The researchers assessed whether early sacubitril/valsartan initiation, defined as less than 3 months, after HFrEF diagnosis was more beneficial compared with later initiation, defined as 3 months or more.

A total of 115 patients were enrolled, of whom 67 initiated sacubitril/valsartan early (mean period, 52.1 days) and 48 initiated later (mean period, 201.8 days).

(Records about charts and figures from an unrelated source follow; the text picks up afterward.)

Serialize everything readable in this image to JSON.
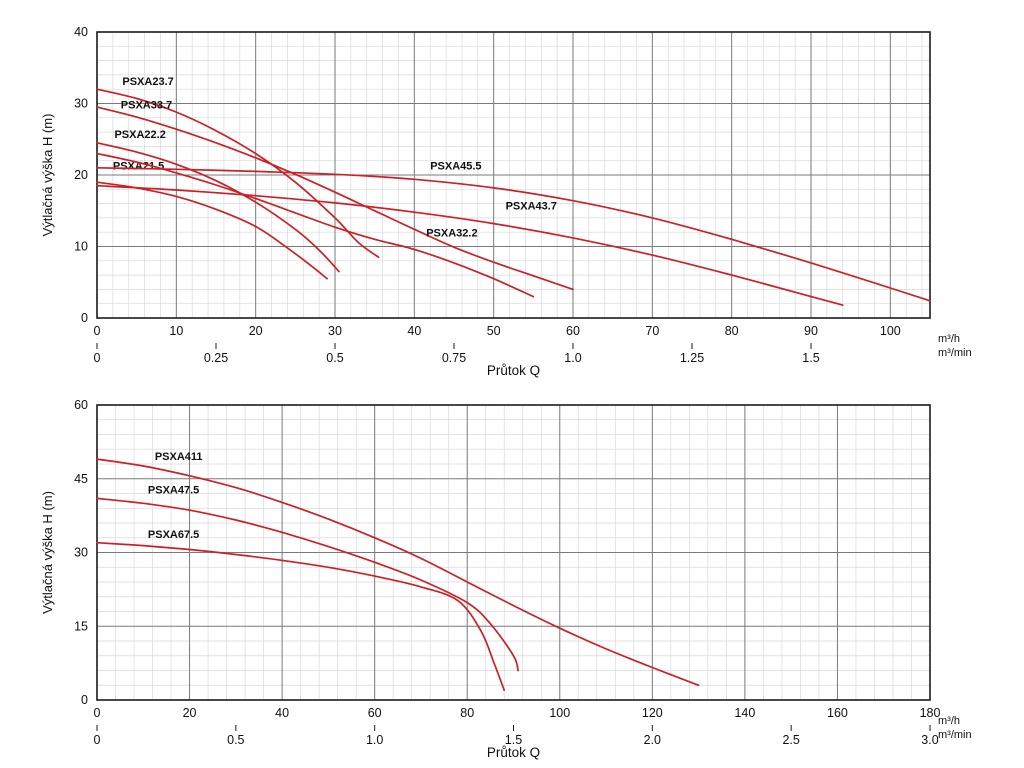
{
  "figure": {
    "background": "#ffffff",
    "curve_color": "#cc2027",
    "grid_minor_color": "#d9d9d9",
    "grid_major_color": "#7a7a7a",
    "axis_color": "#1a1a1a",
    "text_color": "#111111"
  },
  "chart_data": [
    {
      "type": "line",
      "title": "",
      "ylabel": "Výtlačná výška H (m)",
      "xlabel": "Průtok Q",
      "x_unit_primary": "m³/h",
      "x_unit_secondary": "m³/min",
      "x_min": 0,
      "x_plot_max": 105,
      "x_major": 10,
      "x_minor": 2,
      "y_min": 0,
      "y_plot_max": 40,
      "y_major": 10,
      "y_minor": 2,
      "x_ticks": [
        0,
        10,
        20,
        30,
        40,
        50,
        60,
        70,
        80,
        90,
        100
      ],
      "y_ticks": [
        0,
        10,
        20,
        30,
        40
      ],
      "x2_scale": 60,
      "x2_tick_values": [
        0,
        0.25,
        0.5,
        0.75,
        1.0,
        1.25,
        1.5
      ],
      "x2_tick_labels": [
        "0",
        "0.25",
        "0.5",
        "0.75",
        "1.0",
        "1.25",
        "1.5"
      ],
      "series": [
        {
          "label": "PSXA23.7",
          "label_at": [
            3.2,
            32.6
          ],
          "x": [
            0,
            5,
            10,
            15,
            20,
            25,
            30,
            33,
            35.5
          ],
          "y": [
            32,
            30.7,
            28.8,
            26.2,
            23,
            19,
            14,
            10.5,
            8.5
          ]
        },
        {
          "label": "PSXA33.7",
          "label_at": [
            3,
            29.3
          ],
          "x": [
            0,
            5,
            10,
            15,
            20,
            25,
            30,
            35,
            40,
            45,
            50,
            55,
            60
          ],
          "y": [
            29.5,
            28.1,
            26.4,
            24.5,
            22.4,
            20.1,
            17.6,
            15,
            12.4,
            9.9,
            7.8,
            5.9,
            4
          ]
        },
        {
          "label": "PSXA22.2",
          "label_at": [
            2.2,
            25.2
          ],
          "x": [
            0,
            5,
            10,
            15,
            20,
            25,
            28,
            30.5
          ],
          "y": [
            24.5,
            23.2,
            21.5,
            19.2,
            16.2,
            12.4,
            9.5,
            6.5
          ]
        },
        {
          "label": "PSXA21.5",
          "label_at": [
            2,
            20.8
          ],
          "x": [
            0,
            5,
            10,
            15,
            20,
            24,
            27,
            29
          ],
          "y": [
            19,
            18.2,
            17,
            15.2,
            12.8,
            9.8,
            7.3,
            5.5
          ]
        },
        {
          "label": "PSXA32.2",
          "label_at": [
            41.5,
            11.4
          ],
          "x": [
            0,
            5,
            10,
            15,
            20,
            25,
            30,
            35,
            40,
            45,
            50,
            55
          ],
          "y": [
            23,
            21.8,
            20.3,
            18.6,
            16.7,
            14.7,
            12.7,
            11,
            9.6,
            7.7,
            5.5,
            3
          ]
        },
        {
          "label": "PSXA43.7",
          "label_at": [
            51.5,
            15.2
          ],
          "x": [
            0,
            10,
            20,
            30,
            40,
            50,
            60,
            70,
            80,
            90,
            94
          ],
          "y": [
            18.5,
            17.9,
            17.1,
            16.1,
            14.8,
            13.2,
            11.2,
            8.8,
            6,
            3,
            1.8
          ]
        },
        {
          "label": "PSXA45.5",
          "label_at": [
            42,
            20.8
          ],
          "x": [
            0,
            10,
            20,
            30,
            40,
            50,
            60,
            70,
            80,
            90,
            100,
            105
          ],
          "y": [
            21,
            20.8,
            20.5,
            20.1,
            19.4,
            18.2,
            16.4,
            14,
            11,
            7.7,
            4.2,
            2.4
          ]
        }
      ]
    },
    {
      "type": "line",
      "title": "",
      "ylabel": "Výtlačná výška H (m)",
      "xlabel": "Průtok Q",
      "x_unit_primary": "m³/h",
      "x_unit_secondary": "m³/min",
      "x_min": 0,
      "x_plot_max": 180,
      "x_major": 20,
      "x_minor": 4,
      "y_min": 0,
      "y_plot_max": 60,
      "y_major": 15,
      "y_minor": 3,
      "x_ticks": [
        0,
        20,
        40,
        60,
        80,
        100,
        120,
        140,
        160,
        180
      ],
      "y_ticks": [
        0,
        15,
        30,
        45,
        60
      ],
      "x2_scale": 60,
      "x2_tick_values": [
        0,
        0.5,
        1.0,
        1.5,
        2.0,
        2.5,
        3.0
      ],
      "x2_tick_labels": [
        "0",
        "0.5",
        "1.0",
        "1.5",
        "2.0",
        "2.5",
        "3.0"
      ],
      "series": [
        {
          "label": "PSXA411",
          "label_at": [
            12.5,
            48.8
          ],
          "x": [
            0,
            10,
            20,
            30,
            40,
            50,
            60,
            70,
            80,
            90,
            100,
            110,
            120,
            130
          ],
          "y": [
            49,
            47.6,
            45.6,
            43.2,
            40.2,
            36.8,
            33,
            28.8,
            24,
            19.2,
            14.6,
            10.4,
            6.6,
            3
          ]
        },
        {
          "label": "PSXA47.5",
          "label_at": [
            11,
            42
          ],
          "x": [
            0,
            10,
            20,
            30,
            40,
            50,
            60,
            70,
            80,
            85,
            90,
            91
          ],
          "y": [
            41,
            40,
            38.6,
            36.6,
            34.1,
            31.2,
            28,
            24.4,
            19.8,
            15.5,
            9,
            6
          ]
        },
        {
          "label": "PSXA67.5",
          "label_at": [
            11,
            33
          ],
          "x": [
            0,
            10,
            20,
            30,
            40,
            50,
            60,
            70,
            78,
            83,
            86,
            88
          ],
          "y": [
            32,
            31.4,
            30.6,
            29.6,
            28.4,
            27,
            25.2,
            23,
            20.2,
            14,
            7,
            2
          ]
        }
      ]
    }
  ]
}
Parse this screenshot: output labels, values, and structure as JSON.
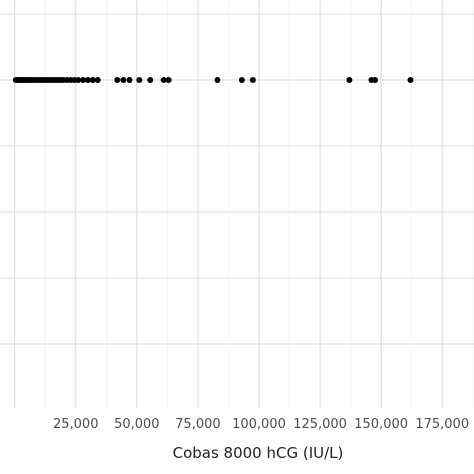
{
  "chart_data": {
    "type": "scatter",
    "title": "",
    "xlabel": "Cobas 8000 hCG (IU/L)",
    "ylabel": "",
    "xlim": [
      -6000,
      188000
    ],
    "x_ticks": [
      25000,
      50000,
      75000,
      100000,
      125000,
      150000,
      175000
    ],
    "x_tick_labels": [
      "25,000",
      "50,000",
      "75,000",
      "100,000",
      "125,000",
      "150,000",
      "175,000"
    ],
    "grid": true,
    "legend": "none",
    "colors": {
      "points": "#000000",
      "grid_major": "#d9d9d9",
      "grid_minor": "#ececec",
      "axis_title": "#222222",
      "tick_label": "#4d4d4d"
    },
    "series": [
      {
        "x": [
          500,
          1200,
          2000,
          2800,
          3600,
          4400,
          5200,
          6000,
          7000,
          8000,
          9000,
          10000,
          11000,
          12000,
          13000,
          14000,
          15000,
          16000,
          17000,
          18000,
          19000,
          20000,
          21500,
          23000,
          24500,
          26000,
          28000,
          30000,
          32000,
          34000,
          42000,
          44500,
          47000,
          51000,
          55500,
          61000,
          63000,
          83000,
          93000,
          97500,
          137000,
          146000,
          147500,
          162000
        ]
      }
    ]
  }
}
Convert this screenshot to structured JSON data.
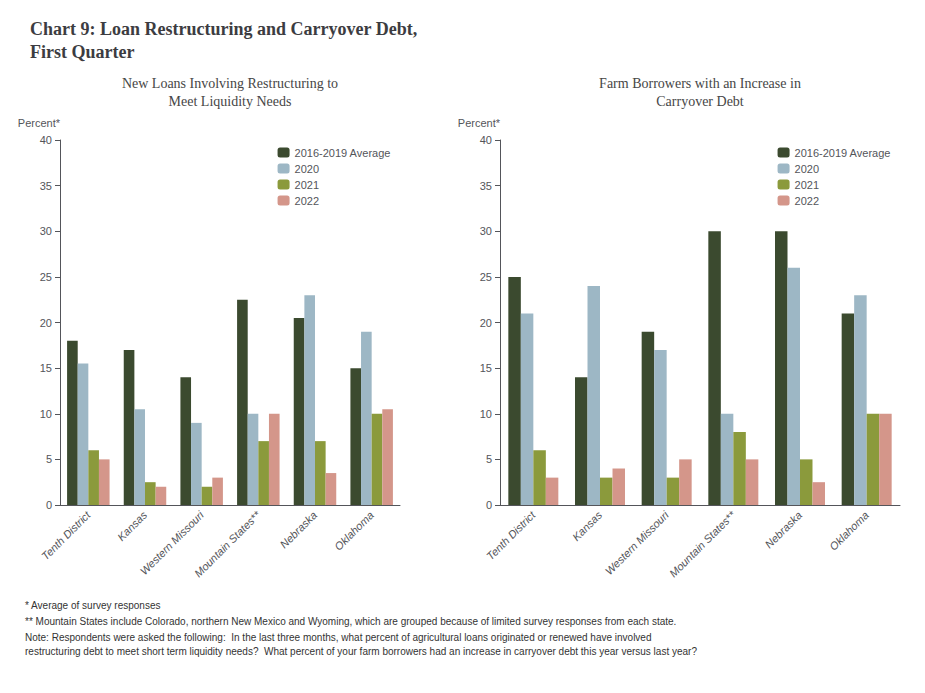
{
  "title": "Chart 9: Loan Restructuring and Carryover Debt,\nFirst Quarter",
  "annotations": [
    "* Average of survey responses",
    "** Mountain States include Colorado, northern New Mexico and Wyoming, which are grouped because of limited survey responses from each state.",
    "Note: Respondents were asked the following:  In the last three months, what percent of agricultural loans originated or renewed have involved\nrestructuring debt to meet short term liquidity needs?  What percent of your farm borrowers had an increase in carryover debt this year versus last year?"
  ],
  "chart_data": [
    {
      "type": "bar",
      "title": "New Loans Involving Restructuring to\nMeet Liquidity Needs",
      "categories": [
        "Tenth District",
        "Kansas",
        "Western Missouri",
        "Mountain States**",
        "Nebraska",
        "Oklahoma"
      ],
      "series": [
        {
          "name": "2016-2019 Average",
          "color": "#3B4A2F",
          "values": [
            18,
            17,
            14,
            22.5,
            20.5,
            15
          ]
        },
        {
          "name": "2020",
          "color": "#9DB7C5",
          "values": [
            15.5,
            10.5,
            9,
            10,
            23,
            19
          ]
        },
        {
          "name": "2021",
          "color": "#8B9A3C",
          "values": [
            6,
            2.5,
            2,
            7,
            7,
            10
          ]
        },
        {
          "name": "2022",
          "color": "#D4968A",
          "values": [
            5,
            2,
            3,
            10,
            3.5,
            10.5
          ]
        }
      ],
      "ylabel": "Percent*",
      "ylim": [
        0,
        40
      ],
      "yticks": [
        0,
        5,
        10,
        15,
        20,
        25,
        30,
        35,
        40
      ],
      "grid": false,
      "legend": "upper right"
    },
    {
      "type": "bar",
      "title": "Farm Borrowers with an Increase in\nCarryover Debt",
      "categories": [
        "Tenth District",
        "Kansas",
        "Western Missouri",
        "Mountain States**",
        "Nebraska",
        "Oklahoma"
      ],
      "series": [
        {
          "name": "2016-2019 Average",
          "color": "#3B4A2F",
          "values": [
            25,
            14,
            19,
            30,
            30,
            21
          ]
        },
        {
          "name": "2020",
          "color": "#9DB7C5",
          "values": [
            21,
            24,
            17,
            10,
            26,
            23
          ]
        },
        {
          "name": "2021",
          "color": "#8B9A3C",
          "values": [
            6,
            3,
            3,
            8,
            5,
            10
          ]
        },
        {
          "name": "2022",
          "color": "#D4968A",
          "values": [
            3,
            4,
            5,
            5,
            2.5,
            10
          ]
        }
      ],
      "ylabel": "Percent*",
      "ylim": [
        0,
        40
      ],
      "yticks": [
        0,
        5,
        10,
        15,
        20,
        25,
        30,
        35,
        40
      ],
      "grid": false,
      "legend": "upper right"
    }
  ]
}
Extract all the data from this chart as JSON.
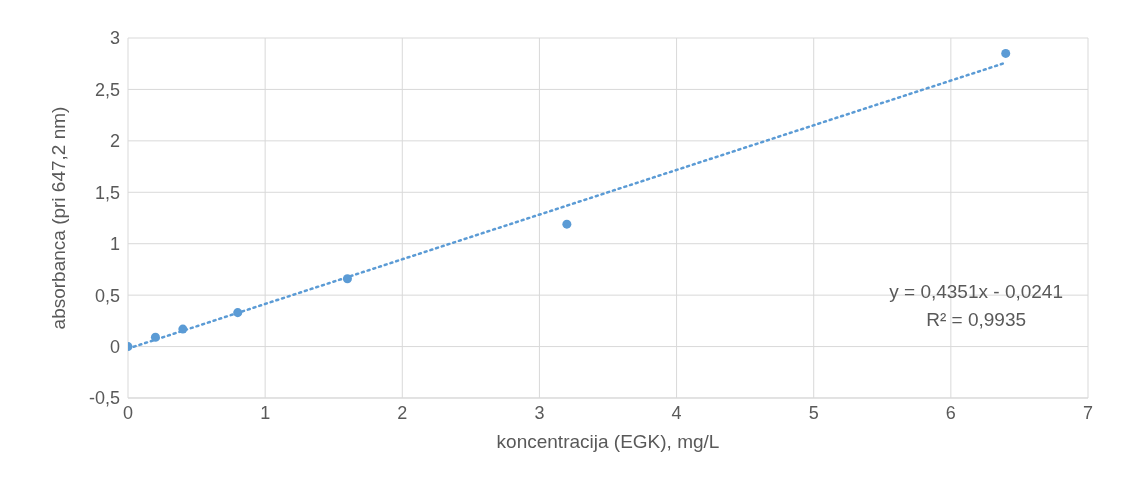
{
  "chart_data": {
    "type": "scatter",
    "xlabel": "koncentracija (EGK), mg/L",
    "ylabel": "absorbanca (pri 647,2 nm)",
    "series": [
      {
        "type": "scatter",
        "color": "#5b9bd5",
        "marker": "circle",
        "x": [
          0,
          0.2,
          0.4,
          0.8,
          1.6,
          3.2,
          6.4
        ],
        "values": [
          0,
          0.09,
          0.17,
          0.33,
          0.66,
          1.19,
          2.85
        ]
      },
      {
        "type": "line",
        "color": "#5b9bd5",
        "marker": "none",
        "line_style": "dotted",
        "x": [
          0,
          6.4
        ],
        "values": [
          -0.02,
          2.76
        ]
      }
    ],
    "xlim": [
      0,
      7
    ],
    "xticks": [
      0,
      1,
      2,
      3,
      4,
      5,
      6,
      7
    ],
    "ylim": [
      -0.5,
      3
    ],
    "yticks": [
      {
        "value": -0.5,
        "label": "-0,5"
      },
      0,
      {
        "value": 0.5,
        "label": "0,5"
      },
      1,
      {
        "value": 1.5,
        "label": "1,5"
      },
      2,
      {
        "value": 2.5,
        "label": "2,5"
      },
      3
    ],
    "grid": true,
    "annotations": [
      "y = 0,4351x - 0,0241",
      "R² = 0,9935"
    ]
  }
}
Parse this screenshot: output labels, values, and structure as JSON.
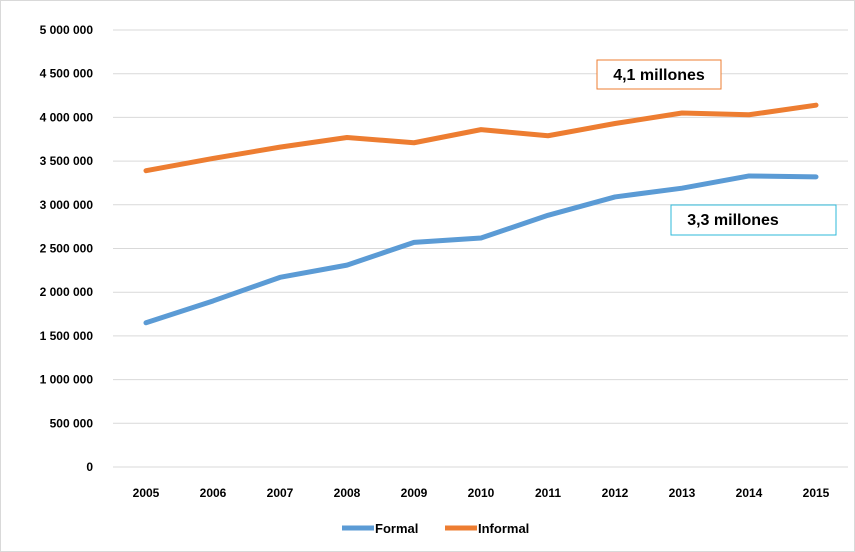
{
  "chart_data": {
    "type": "line",
    "x": [
      "2005",
      "2006",
      "2007",
      "2008",
      "2009",
      "2010",
      "2011",
      "2012",
      "2013",
      "2014",
      "2015"
    ],
    "series": [
      {
        "name": "Formal",
        "color": "#5b9bd5",
        "values": [
          1650000,
          1900000,
          2170000,
          2310000,
          2570000,
          2620000,
          2880000,
          3090000,
          3190000,
          3330000,
          3320000
        ]
      },
      {
        "name": "Informal",
        "color": "#ed7d31",
        "values": [
          3390000,
          3530000,
          3660000,
          3770000,
          3710000,
          3860000,
          3790000,
          3930000,
          4050000,
          4030000,
          4140000
        ]
      }
    ],
    "ylim": [
      0,
      5000000
    ],
    "yticks": [
      0,
      500000,
      1000000,
      1500000,
      2000000,
      2500000,
      3000000,
      3500000,
      4000000,
      4500000,
      5000000
    ],
    "ytick_labels": [
      "0",
      "500 000",
      "1 000 000",
      "1 500 000",
      "2 000 000",
      "2 500 000",
      "3 000 000",
      "3 500 000",
      "4 000 000",
      "4 500 000",
      "5 000 000"
    ],
    "grid": true,
    "legend_position": "bottom",
    "annotations": [
      {
        "text": "4,1 millones",
        "series": "Informal",
        "border_color": "#ed7d31"
      },
      {
        "text": "3,3 millones",
        "series": "Formal",
        "border_color": "#2eb8d8"
      }
    ]
  }
}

The primary outcome was a composite of HF hospitalization and cardiac death. Secondary outcomes included HF hospitalization, cardiac death, all-cause death, significant ventricular arrhythmia and evidence of cardiac reverse remodeling such as change in LVEF during follow-up.

Participants in the early sacubitril/valsartan group were younger (58 years vs. 65 years; P = .01), heavier (72.1 kg vs. 66 kg; P = .042), had lower occurrences of chronic kidney disease (14.9% vs. 35.4%; P = .011), had more hypertension (56.7% vs. 33.3%; P = .013), had higher mean diastolic BP (73.3 mm Hg vs. 68.2 mm Hg; P = .046), had higher arterial pressure (89.3 mm Hg vs. 84.8 mm Hg; P = .072), had higher hemoglobin levels (14.2 g/dL vs. 13 g/dL; P = .004) and had higher alanine aminotransferase levels (32.7 U/L vs. 20.6 U/L; P = .011) compared with the later group.

In addition, mean EF in the early group was lower compared with the later group (21.3% vs. 24.8%; P = .012); however, researchers found no differences in LV and left atrium chamber sizes.

Improvement in the primary outcome

During a median follow-up of 721 days, the primary outcome occurred in 18.3% of the overall cohort, including in 10.4% of the early sacubitril/valsartan group compared with 29.2% in the later group (P = .01).

Researchers reported that the Kaplan-Meier survival curve indicated better event-free survival during follow-up in the early sacubitril/valsartan group compared with the later group (log-rank P = .017).

Observations regarding secondary outcomes

There were no significant differences in the secondary outcomes of cardiac death (1.5% vs. 2.1%; P = .811), all-cause death (1.5% vs. 4.2%; P = .375) and ventricular arrhythmia (3% vs. 0%; P = .227) between the early and late initiation groups.

Despite a lower baseline LVEF in the early sacubitril/valsartan group, at 6 months, mean LVEF was higher in the early group compared with the later group (35.2% vs. 27.8%; P = .007).

At last follow-up, the groups had similar LVEF (early, 40.7%; late, 39.4%; P = .686).

Left atrial reverse remodeling was less prominent in the later use group during the follow-up period, with a mean final left atrial volume of 43.6 mL/m2 in the late group compared with 55.2 mL/m2 in the early group (P = .011). Other metrics of LV remodeling had similar trajectories in both groups.

“Recent updates of HF guidelines recommend the use of sacubitril/valsartan as an initial treatment after stabilization of acute decompensated HF during hospitalization,” the researchers wrote. “The HF guidelines have class I recommendations regarding the use of adequate doses of the optimal medication. Nevertheless, it is substantial to be discharged from the hospital without sufficient use of the medication due to various factors (patient factor and doctor factor). ... Based on study findings, it is important to start sacubitril/valsartan as soon as possible, even in HF patients who were discharged from the hospital without its use.”